Her gaze softened as she nodded shakily in agreement and scooted closer to me. I opened my arms for her to nestle herself into, and exhaled in the feeling of comfort that enveloped me when she laid her head onto my chest. Her warmth had always been the best thing about her. Except for maybe her words.
“What if my name is something stupid, like Adele or Muffy?” She whispered into my skin, her arms tightening around me as I turned as a bit so that my back was against the wall and our legs were no longer hanging over the ruined city below us. I let out a strained chuckle and pressed a kiss to her hair, inhaling the scent of blood, dust, sweat and something undeniable Sam-like… To me, it smelled like home.
“I’ll still love you as much, even if your name is Skanky.”
Her soft laughter was cut off when our lips met. This was a game we both knew how to play very well – friends during the day, soft kisses and desperate lovemaking by nightfall. She tilted her head sideways slightly, finding a better angle and let out a shaky moan into my mouth.
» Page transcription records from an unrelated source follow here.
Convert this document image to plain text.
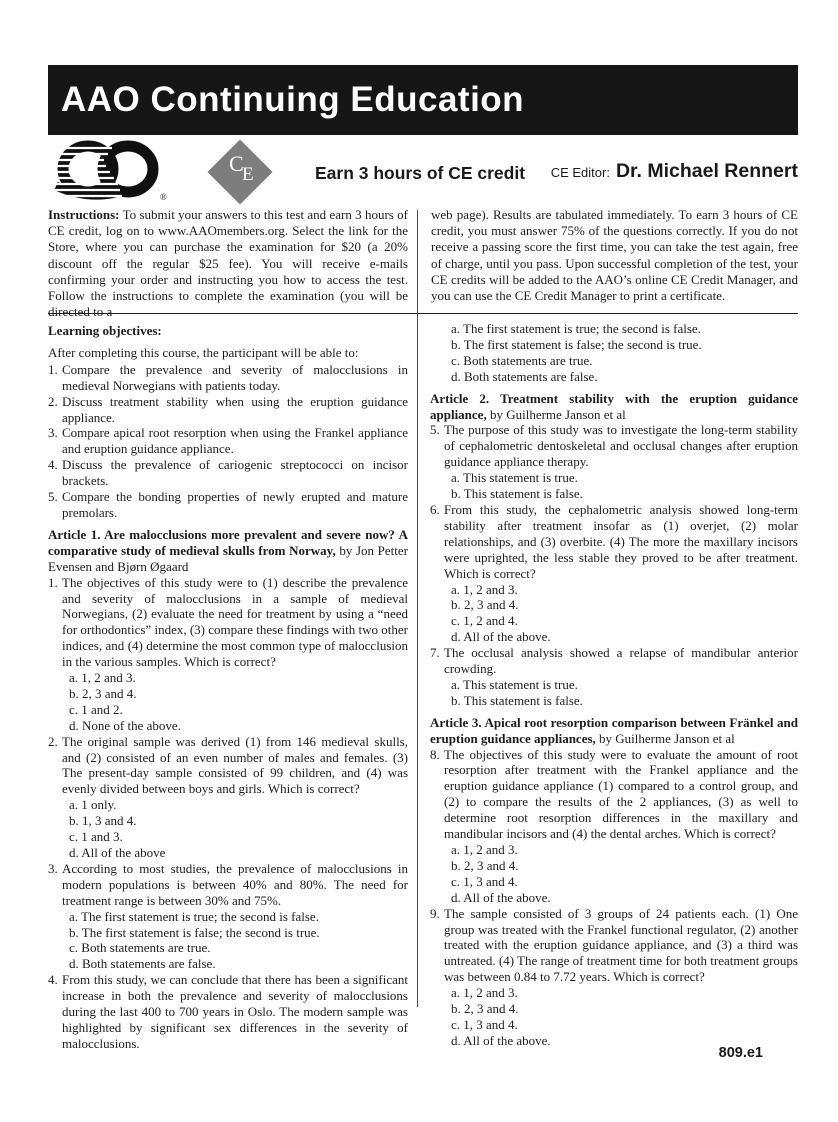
AAO Continuing Education
®
C
E	Earn 3 hours of CE credit CE Editor: Dr. Michael Rennert

Instructions: To submit your answers to this test and earn 3 hours of CE credit, log on to www.AAOmembers.org. Select the link for the Store, where you can purchase the examination for $20 (a 20% discount off the regular $25 fee). You will receive e-mails confirming your order and instructing you how to access the test. Follow the instructions to complete the examination (you will be directed to a

web page). Results are tabulated immediately. To earn 3 hours of CE credit, you must answer 75% of the questions correctly. If you do not receive a passing score the first time, you can take the test again, free of charge, until you pass. Upon successful completion of the test, your CE credits will be added to the AAO’s online CE Credit Manager, and you can use the CE Credit Manager to print a certificate.

Learning objectives:

After completing this course, the participant will be able to:

1. Compare the prevalence and severity of malocclusions in medieval Norwegians with patients today.

2. Discuss treatment stability when using the eruption guidance appliance.

3. Compare apical root resorption when using the Frankel appliance and eruption guidance appliance.

4. Discuss the prevalence of cariogenic streptococci on incisor brackets.

5. Compare the bonding properties of newly erupted and mature premolars.

Article 1. Are malocclusions more prevalent and severe now? A comparative study of medieval skulls from Norway, by Jon Petter Evensen and Bjørn Øgaard

1. The objectives of this study were to (1) describe the prevalence and severity of malocclusions in a sample of medieval Norwegians, (2) evaluate the need for treatment by using a “need for orthodontics” index, (3) compare these findings with two other indices, and (4) determine the most common type of malocclusion in the various samples. Which is correct?

a. 1, 2 and 3.
b. 2, 3 and 4.
c. 1 and 2.
d. None of the above.
2. The original sample was derived (1) from 146 medieval skulls, and (2) consisted of an even number of males and females. (3) The present-day sample consisted of 99 children, and (4) was evenly divided between boys and girls. Which is correct?

a. 1 only.
b. 1, 3 and 4.
c. 1 and 3.
d. All of the above
3. According to most studies, the prevalence of malocclusions in modern populations is between 40% and 80%. The need for treatment range is between 30% and 75%.

a. The first statement is true; the second is false.
b. The first statement is false; the second is true.
c. Both statements are true.
d. Both statements are false.
4. From this study, we can conclude that there has been a significant increase in both the prevalence and severity of malocclusions during the last 400 to 700 years in Oslo. The modern sample was highlighted by significant sex differences in the severity of malocclusions.

a. The first statement is true; the second is false.
b. The first statement is false; the second is true.
c. Both statements are true.
d. Both statements are false.

Article 2. Treatment stability with the eruption guidance appliance, by Guilherme Janson et al

5. The purpose of this study was to investigate the long-term stability of cephalometric dentoskeletal and occlusal changes after eruption guidance appliance therapy.

a. This statement is true.
b. This statement is false.
6. From this study, the cephalometric analysis showed long-term stability after treatment insofar as (1) overjet, (2) molar relationships, and (3) overbite. (4) The more the maxillary incisors were uprighted, the less stable they proved to be after treatment. Which is correct?

a. 1, 2 and 3.
b. 2, 3 and 4.
c. 1, 2 and 4.
d. All of the above.
7. The occlusal analysis showed a relapse of mandibular anterior crowding.

a. This statement is true.
b. This statement is false.

Article 3. Apical root resorption comparison between Fränkel and eruption guidance appliances, by Guilherme Janson et al

8. The objectives of this study were to evaluate the amount of root resorption after treatment with the Frankel appliance and the eruption guidance appliance (1) compared to a control group, and (2) to compare the results of the 2 appliances, (3) as well to determine root resorption differences in the maxillary and mandibular incisors and (4) the dental arches. Which is correct?

a. 1, 2 and 3.
b. 2, 3 and 4.
c. 1, 3 and 4.
d. All of the above.
9. The sample consisted of 3 groups of 24 patients each. (1) One group was treated with the Frankel functional regulator, (2) another treated with the eruption guidance appliance, and (3) a third was untreated. (4) The range of treatment time for both treatment groups was between 0.84 to 7.72 years. Which is correct?

a. 1, 2 and 3.
b. 2, 3 and 4.
c. 1, 3 and 4.
d. All of the above.
809.e1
I pressed myself into her further, hoping but never fully giving back what she was giving me. This woman trusted me with her life, she had let herself be led into a group of people she hadn’t known, into the arms of a girl who back then had barely known how to make a fist, but instead of rebelling and doing thing her own way, she languidly whispered suggestions into my ear and dropped advice over blueprints and raids. She was my consort, I guessed, my support, and definitely the strongest person I had ever met. She was my life.
When we pulled apart, a soft smile ghosted over her lips as the suddenly bright dawn illuminated our faces with its blood-red colors:
“I love you, Hannuh. We’re going to be okay.”